The plots confirm the model's overall accuracy and low bias. The density of forecast errors is centered around a near-zero mean with an approximately normal distribution, indicating the model does not systematically over or under predict. Furthermore, the scatter plot shows that predicted values align consistently with the perfect prediction line, demonstrating strong agreement between the model's forecasts and actual registration numbers.
In [79]:
results_df['month_period'] = results_df['week_ending'].dt.to_period('M')

results_df['month_cum_actual'] = results_df.groupby('month_period')['actual'].cumsum()
results_df['month_cum_pred'] = results_df.groupby('month_period')['predicted'].cumsum()

monthly_stats = results_df.groupby('month_period').agg({
    'week_ending': 'max',
    'month_cum_actual': 'max',
    'month_cum_pred': 'max',
    'actual': 'sum',
    'predicted': 'sum'
}).reset_index()

monthly_stats['diff'] = monthly_stats['predicted'] - monthly_stats['actual']


monthly_mae = np.mean(np.abs(monthly_stats['actual'] - monthly_stats['predicted']))
monthly_rmse = np.sqrt(np.mean((monthly_stats['actual'] - monthly_stats['predicted'])**2))
monthly_wmape = np.sum(np.abs(monthly_stats['actual'] - monthly_stats['predicted'])) / np.sum(monthly_stats['actual'])

print("Monthly Aggregated Performance:")
print(f"MAE:   {monthly_mae:.2f}")
print(f"RMSE:  {monthly_rmse:.2f}")
print(f"WMAPE: {monthly_wmape:.2%}")

fig, ax = plt.subplots(figsize=(16, 7))
ax.plot(results_df['week_ending'], results_df['month_cum_actual'], 
        label='Cumulative actual (monthly)', color='#E63946', linewidth=2.5, marker='o', markersize=4)

ax.plot(results_df['week_ending'], results_df['month_cum_pred'], 
        label='Cumulative predicted (monthly)', color='#2A9D8F', 
        linestyle='--', linewidth=2.5, marker='o', markersize=4)

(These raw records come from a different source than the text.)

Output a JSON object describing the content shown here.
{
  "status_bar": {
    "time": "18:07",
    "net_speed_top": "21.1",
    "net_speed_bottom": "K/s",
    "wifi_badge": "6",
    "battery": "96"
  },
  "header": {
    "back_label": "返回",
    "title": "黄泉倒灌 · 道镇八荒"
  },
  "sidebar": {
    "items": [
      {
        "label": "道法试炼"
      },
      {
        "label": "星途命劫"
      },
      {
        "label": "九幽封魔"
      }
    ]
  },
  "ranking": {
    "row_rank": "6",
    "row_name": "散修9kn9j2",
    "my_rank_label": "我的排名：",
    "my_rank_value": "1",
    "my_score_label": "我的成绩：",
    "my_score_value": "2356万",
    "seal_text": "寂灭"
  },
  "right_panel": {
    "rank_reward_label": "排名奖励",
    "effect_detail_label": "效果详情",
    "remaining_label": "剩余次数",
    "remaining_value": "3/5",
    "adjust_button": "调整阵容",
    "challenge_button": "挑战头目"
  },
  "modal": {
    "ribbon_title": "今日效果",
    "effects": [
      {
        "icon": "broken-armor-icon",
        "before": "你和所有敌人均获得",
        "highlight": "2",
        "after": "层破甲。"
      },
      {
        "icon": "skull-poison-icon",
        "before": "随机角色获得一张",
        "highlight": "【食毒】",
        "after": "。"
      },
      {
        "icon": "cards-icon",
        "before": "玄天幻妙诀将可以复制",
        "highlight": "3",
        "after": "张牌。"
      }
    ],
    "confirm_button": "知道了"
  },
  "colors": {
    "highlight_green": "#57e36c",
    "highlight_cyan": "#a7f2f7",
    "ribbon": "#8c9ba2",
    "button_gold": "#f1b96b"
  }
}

for _, row in monthly_stats.iterrows():
    diff = row['diff']
    color = 'black'
    sign = '+' if diff > 0 else ''
    max_height = max(row['month_cum_actual'], row['month_cum_pred'])

    ax.annotate(f"{sign}{diff:.0f}", 
                xy=(row['week_ending'], max_height), 
                xytext=(0, 10), textcoords='offset points',
                ha='center', va='bottom', fontsize=11, fontweight='bold', color=color,
                bbox=dict(boxstyle="round,pad=0.2", fc="white", ec=color, alpha=0.8))

ax.set_title('Monthly performance: cumulative progress', fontsize=16, fontweight='bold')
ax.set_ylabel('Cumulative Registrations (Resets Monthly)', fontsize=12)
ax.set_xlabel('Date', fontsize=12)

ax.xaxis.set_major_locator(mdates.MonthLocator())
ax.xaxis.set_major_formatter(mdates.DateFormatter('%b %Y'))
ax.grid(True, which='major', axis='x', linestyle='--', alpha=0.7)
ax.grid(True, which='major', axis='y', alpha=0.3)
plt.legend(loc='upper left', fontsize=12)
plt.tight_layout()
plt.show()
Monthly Aggregated Performance: MAE: 27.00 RMSE: 42.87 WMAPE: 9.91%
Output
 
From a business perspective, aggregating weekly predictions to forecast total monthly registrations is a reliable strategy. The model proves particularly effective during the September peak, where the predicted total aligned almost perfectly with the actual volume of registrations.